In particular, ‘Frozen’ draws attention to the idea of two individuals falling in love over the course of less than a week. While this idea is obviously very questionable in real life, some see the portrayal of the trope in Frozen as invalidating any future uses of the trope by Disney.
What this essentially means is that many don’t think Disney can ever use the trope again without being hypocritical or just plain lazy. I myself don’t see this as a problem, I don’t think Frozen’s subversion preemptively stops Disney from playing their “classic formula” straight ever again. Let me explain why.
Unlike most of Disney’s stories where two parties fall in love over a short time period, Ana and Hans don’t “fall in love” over the course of a conflict.
In stories like ‘Princess and The Frog’ and ‘Tangled’, the two lovers come together during an adventure filled with life threatening circumstances. It’s a general conceit (especially in fiction) that people reveal their true selves when put in danger.
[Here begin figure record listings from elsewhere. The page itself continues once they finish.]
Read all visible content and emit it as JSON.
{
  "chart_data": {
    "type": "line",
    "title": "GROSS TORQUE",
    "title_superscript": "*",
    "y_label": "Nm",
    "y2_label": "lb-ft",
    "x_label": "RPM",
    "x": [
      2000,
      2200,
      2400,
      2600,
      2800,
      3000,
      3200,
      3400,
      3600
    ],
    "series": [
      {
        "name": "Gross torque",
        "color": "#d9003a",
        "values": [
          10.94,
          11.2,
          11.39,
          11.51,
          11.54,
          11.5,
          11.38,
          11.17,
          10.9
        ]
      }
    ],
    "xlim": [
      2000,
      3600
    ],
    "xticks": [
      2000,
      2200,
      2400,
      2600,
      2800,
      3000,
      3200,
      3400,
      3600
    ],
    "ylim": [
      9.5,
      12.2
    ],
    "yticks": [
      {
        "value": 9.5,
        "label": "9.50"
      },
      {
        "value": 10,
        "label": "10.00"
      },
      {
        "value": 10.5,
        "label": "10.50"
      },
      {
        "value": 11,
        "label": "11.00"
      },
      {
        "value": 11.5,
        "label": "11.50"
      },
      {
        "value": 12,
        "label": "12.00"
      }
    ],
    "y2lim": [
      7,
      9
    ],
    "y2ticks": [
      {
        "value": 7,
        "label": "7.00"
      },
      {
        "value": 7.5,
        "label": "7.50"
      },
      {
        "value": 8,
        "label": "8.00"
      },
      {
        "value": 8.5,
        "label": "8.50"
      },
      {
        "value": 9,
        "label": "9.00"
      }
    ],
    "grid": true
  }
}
The couples don’t just grow close by spending quality time together, they grow close by spending time together in exactly the right situations required to prove themselves as individuals with genuine chemistry.
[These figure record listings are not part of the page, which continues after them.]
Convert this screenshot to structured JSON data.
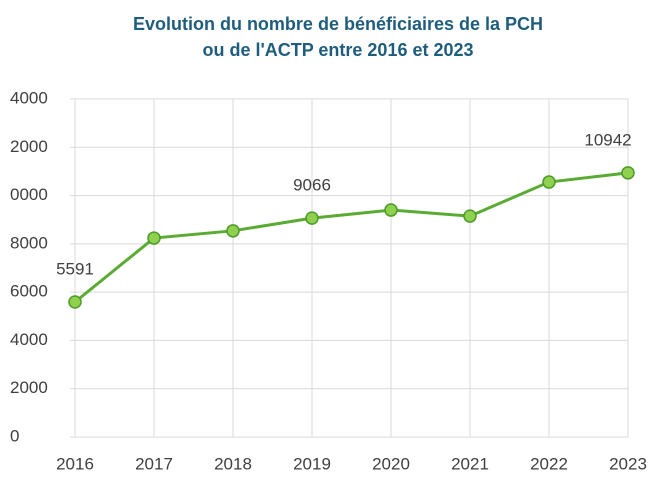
{
  "chart_data": {
    "type": "line",
    "title": [
      "Evolution du nombre de bénéficiaires de la PCH",
      "ou de l'ACTP entre 2016 et 2023"
    ],
    "categories": [
      "2016",
      "2017",
      "2018",
      "2019",
      "2020",
      "2021",
      "2022",
      "2023"
    ],
    "values": [
      5591,
      8240,
      8540,
      9066,
      9400,
      9150,
      10560,
      10942
    ],
    "value_labels": [
      "5591",
      null,
      null,
      "9066",
      null,
      null,
      null,
      "10942"
    ],
    "color": "#5aab33",
    "ylim": [
      0,
      14000
    ],
    "yticks": [
      0,
      {
        "value": 2000,
        "label": "2000"
      },
      {
        "value": 4000,
        "label": "4000"
      },
      {
        "value": 6000,
        "label": "6000"
      },
      {
        "value": 8000,
        "label": "8000"
      },
      {
        "value": 10000,
        "label": "0000"
      },
      {
        "value": 12000,
        "label": "2000"
      },
      {
        "value": 14000,
        "label": "4000"
      }
    ],
    "grid": true
  }
}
The same goes for a story like ‘Beauty and The Beast’ or ‘The Little Mermaid’. In those films, there isn’t much external danger until the third act, but even then there are circumstances that demand the characters be genuine or they will face consequences. If Beast and Ariel don’t make their respective love interests fall genuinely in love with them, they’ll essentially be deformed for the rest of their lives. Only by being the very best of themselves can they accomplish this in the allotted time, so that’s what they do.
Unlike the above, Hans spends a single night with Ana without any circumstances forcing him to be genuine. He’s not required to act in any way other than how he wants. Which, as we know, is being a giant ass.
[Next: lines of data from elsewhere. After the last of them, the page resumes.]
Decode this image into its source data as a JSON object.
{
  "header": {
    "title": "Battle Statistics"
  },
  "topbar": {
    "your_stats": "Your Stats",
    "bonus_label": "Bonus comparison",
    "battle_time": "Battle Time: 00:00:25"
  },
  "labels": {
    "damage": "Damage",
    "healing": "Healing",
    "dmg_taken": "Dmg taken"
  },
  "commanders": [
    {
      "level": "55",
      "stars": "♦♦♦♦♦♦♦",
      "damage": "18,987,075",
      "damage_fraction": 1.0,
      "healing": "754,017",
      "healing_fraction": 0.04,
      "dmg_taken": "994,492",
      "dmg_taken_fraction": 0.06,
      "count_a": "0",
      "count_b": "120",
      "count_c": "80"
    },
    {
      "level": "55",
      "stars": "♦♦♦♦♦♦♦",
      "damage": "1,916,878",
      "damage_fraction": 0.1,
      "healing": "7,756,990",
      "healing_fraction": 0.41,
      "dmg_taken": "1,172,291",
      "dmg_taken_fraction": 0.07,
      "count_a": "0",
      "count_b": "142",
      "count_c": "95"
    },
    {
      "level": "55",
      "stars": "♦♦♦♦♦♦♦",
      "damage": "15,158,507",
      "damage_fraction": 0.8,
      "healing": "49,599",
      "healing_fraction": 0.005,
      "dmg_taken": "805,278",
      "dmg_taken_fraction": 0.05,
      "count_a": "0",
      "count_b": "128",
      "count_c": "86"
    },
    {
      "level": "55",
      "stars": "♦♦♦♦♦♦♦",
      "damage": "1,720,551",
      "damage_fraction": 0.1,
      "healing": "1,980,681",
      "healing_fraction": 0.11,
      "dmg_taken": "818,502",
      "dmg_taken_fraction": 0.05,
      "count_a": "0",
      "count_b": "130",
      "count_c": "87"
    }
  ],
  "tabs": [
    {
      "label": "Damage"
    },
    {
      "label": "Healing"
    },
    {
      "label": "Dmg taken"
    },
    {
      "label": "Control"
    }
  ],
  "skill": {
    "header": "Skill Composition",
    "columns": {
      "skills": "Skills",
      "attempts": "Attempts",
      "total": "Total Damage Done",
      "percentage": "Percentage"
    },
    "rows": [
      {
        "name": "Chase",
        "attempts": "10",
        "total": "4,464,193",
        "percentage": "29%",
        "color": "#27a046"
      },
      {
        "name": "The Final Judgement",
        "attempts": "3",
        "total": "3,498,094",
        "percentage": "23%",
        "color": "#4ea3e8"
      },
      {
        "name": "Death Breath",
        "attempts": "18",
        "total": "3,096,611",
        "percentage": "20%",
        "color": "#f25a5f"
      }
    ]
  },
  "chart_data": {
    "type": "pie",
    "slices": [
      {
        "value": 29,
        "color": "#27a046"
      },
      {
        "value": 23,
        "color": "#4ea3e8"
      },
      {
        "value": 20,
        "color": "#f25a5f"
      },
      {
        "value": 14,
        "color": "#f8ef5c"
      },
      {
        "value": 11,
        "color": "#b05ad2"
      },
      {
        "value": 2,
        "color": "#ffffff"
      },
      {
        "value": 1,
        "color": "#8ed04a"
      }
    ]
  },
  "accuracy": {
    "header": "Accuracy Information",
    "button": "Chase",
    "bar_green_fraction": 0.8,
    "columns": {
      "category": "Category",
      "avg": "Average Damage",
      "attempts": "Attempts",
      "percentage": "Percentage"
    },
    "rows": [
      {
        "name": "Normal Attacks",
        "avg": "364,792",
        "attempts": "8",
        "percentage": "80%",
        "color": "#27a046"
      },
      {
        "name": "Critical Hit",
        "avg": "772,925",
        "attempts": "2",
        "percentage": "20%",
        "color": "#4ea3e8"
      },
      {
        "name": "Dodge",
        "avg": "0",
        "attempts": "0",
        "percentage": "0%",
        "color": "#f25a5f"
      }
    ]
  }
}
Had Ana and Hans gone on an adventurous journey together like Ana and Kristoff did, Hans would’ve either done something to expose his manipulation and selfishness, or became a better person to the point where their romance would be genuine. Likewise for if there had there been some predetermined consequence for Hans not being a genuinely good person.
By bringing this up I don’t mean to devalue the subversion at all. I only mean to imply that the “true love over the course of a couple of days” trope isn’t nearly discredited by the subversion, and I don’t think that it would automatically be negative or hypocritical of Disney to use the trope in a following movie. There is a genuine element to just about every Disney romance that I think deserves to be acknowledged as at the very least decent screenwriting.
But what about you think? Do you think it would be a bad thing for Disney to portray romance the same way they did in movies pre-Frozen, or is it really not that big a deal?